The Rifle competition showcases the very soldiers who fought in the war, pitting former enemies against one another again. Continental States Peacemaker Merq Grayson will once again battle the Dark Ops officer from the People’s Republic of Singapore, Armise Darcan, this time under the flag of their own uneasy truce. The relationship between Merq and Armise is one of violence, secrecy, and a growing intimacy that could have them both branded as traitors.
But there is more at stake than pride or medals in these games.
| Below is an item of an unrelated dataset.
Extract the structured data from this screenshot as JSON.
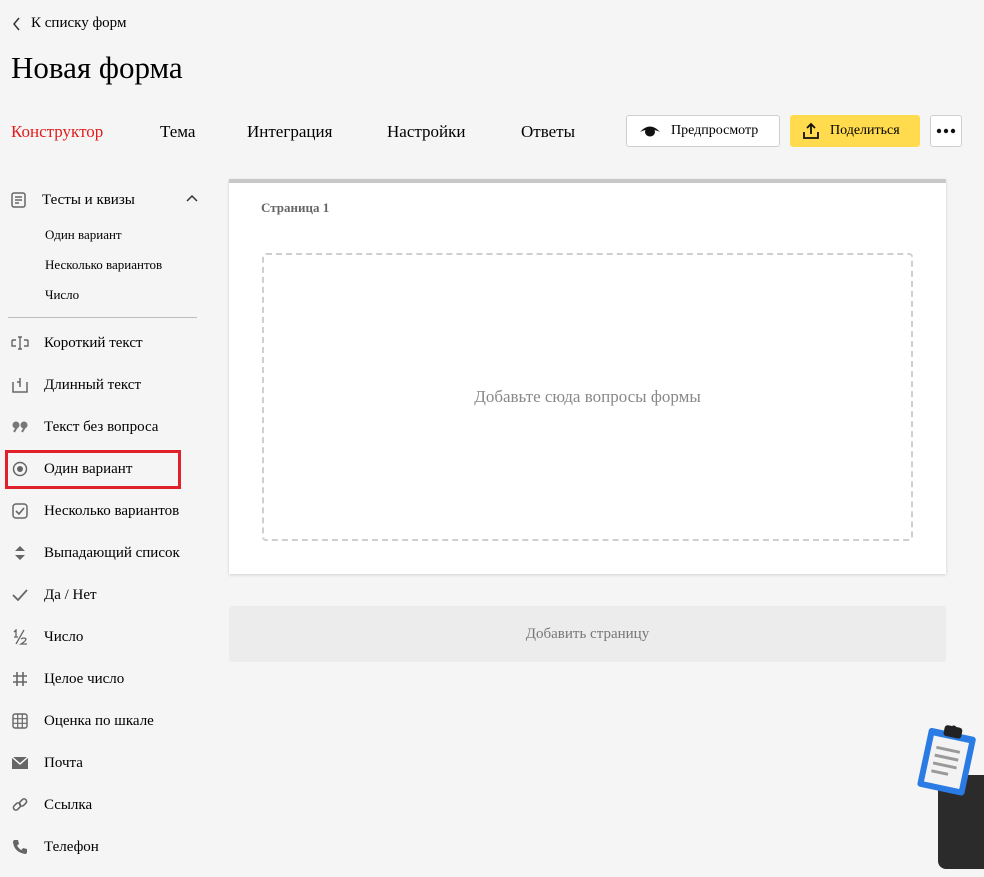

And neither Merq nor Armise may be able to make it out alive before the fires of revolution are set ablaze again.
A relationship is the least of Merq and Armise’s concerns…
With one bullet Merq Grayson set the wealthiest citizens of the world on a collision course with the poorest-with those fighting for their freedom. As the Borders War reignites, the Revolution faces heavy losses. They scramble to maintain their advantage, to strike at the Opposition and crumble their power structure before they are able to rally.
But Merq is in the midst of an internal battle that shakes him to the core. For the first time in his life Merq will have to reconcile the inherent tragedy of war and decide just how much vengeance can be justified by spilt blood. How much can he trust the men and women around him? The President, Neveed, his former soldiers, his parents…and Armise.
Merq and Armise find themselves off grid and on the hunt for Committee members. Merq is just as unsettled with Armise at his side as he was with Armise as an enemy, but they will have to learn how to fight together-or they may just die together.